2.1 The Business Perspective
Creating a dense social fabric, which we are calling community building, is more critical to the common good than creating more funding, more programs, new leadership, and more expertise, the usual solutions. Building community shifts the context within which funding, programs, leadership, and expertise operate. It is the path to value what is neighborly and local in the face of the existing context of empire. We need to understand the existing context of competition, scarcity and monopoly and constitutes a modern form of empire, expressed through its reliance on the dominant business perspective. This perspective is the enabling belief system for the consumer economy, which, in reality, fulfills all the functions of what used to be called empire. Empire being the antithesis of community and care for the commons.

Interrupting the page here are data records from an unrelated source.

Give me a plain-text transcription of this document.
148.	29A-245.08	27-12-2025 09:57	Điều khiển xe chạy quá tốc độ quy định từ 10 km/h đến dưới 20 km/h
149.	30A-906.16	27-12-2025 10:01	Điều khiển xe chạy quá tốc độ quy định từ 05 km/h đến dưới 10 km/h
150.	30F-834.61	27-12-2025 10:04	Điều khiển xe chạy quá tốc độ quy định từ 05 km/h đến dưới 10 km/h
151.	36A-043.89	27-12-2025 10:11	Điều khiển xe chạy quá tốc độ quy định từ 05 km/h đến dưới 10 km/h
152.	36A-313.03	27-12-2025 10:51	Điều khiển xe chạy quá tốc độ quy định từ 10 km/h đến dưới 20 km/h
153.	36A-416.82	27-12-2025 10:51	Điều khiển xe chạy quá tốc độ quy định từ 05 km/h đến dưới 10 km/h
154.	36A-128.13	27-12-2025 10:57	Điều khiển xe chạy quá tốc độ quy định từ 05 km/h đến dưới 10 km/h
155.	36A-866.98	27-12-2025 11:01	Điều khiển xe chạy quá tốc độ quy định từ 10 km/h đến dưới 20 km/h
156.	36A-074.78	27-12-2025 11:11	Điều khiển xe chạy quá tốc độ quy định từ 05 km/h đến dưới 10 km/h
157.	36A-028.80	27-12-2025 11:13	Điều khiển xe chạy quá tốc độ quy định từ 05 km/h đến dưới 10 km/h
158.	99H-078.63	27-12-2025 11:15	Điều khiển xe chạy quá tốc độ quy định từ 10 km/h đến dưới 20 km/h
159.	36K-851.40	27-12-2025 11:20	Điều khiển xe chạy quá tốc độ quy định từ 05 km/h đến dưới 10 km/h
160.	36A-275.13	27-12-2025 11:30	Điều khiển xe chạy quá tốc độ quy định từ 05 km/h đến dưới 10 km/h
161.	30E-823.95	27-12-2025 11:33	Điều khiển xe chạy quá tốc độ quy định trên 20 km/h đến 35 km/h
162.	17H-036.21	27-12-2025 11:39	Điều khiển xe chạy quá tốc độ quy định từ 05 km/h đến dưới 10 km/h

Believing that only what is scarce is valuable dramatizes the real essence of the modern economy, which is imperial in nature and in its mindset. Imperial in the belief that no matter what our talents or how well we perform, it is never enough. Imperial in its demand for restless productivity. Imperial in the modernist view that new inventions and better prepared individuals and leaders are what will make the difference. Imperial in the idea that some people know and others don’t. Imperial in the belief that only the most credentialed voices are worth listening to. Imperial in the view that the built environment is a testimony to its architects rather than its inhabitants.
An imperial economy is given life by the business perspective, spelled out below, which rests on a foundation of scarcity economics, fundamentalist theology, fear-producing journalism, marginalized art, and imposing and unfriendly architecture.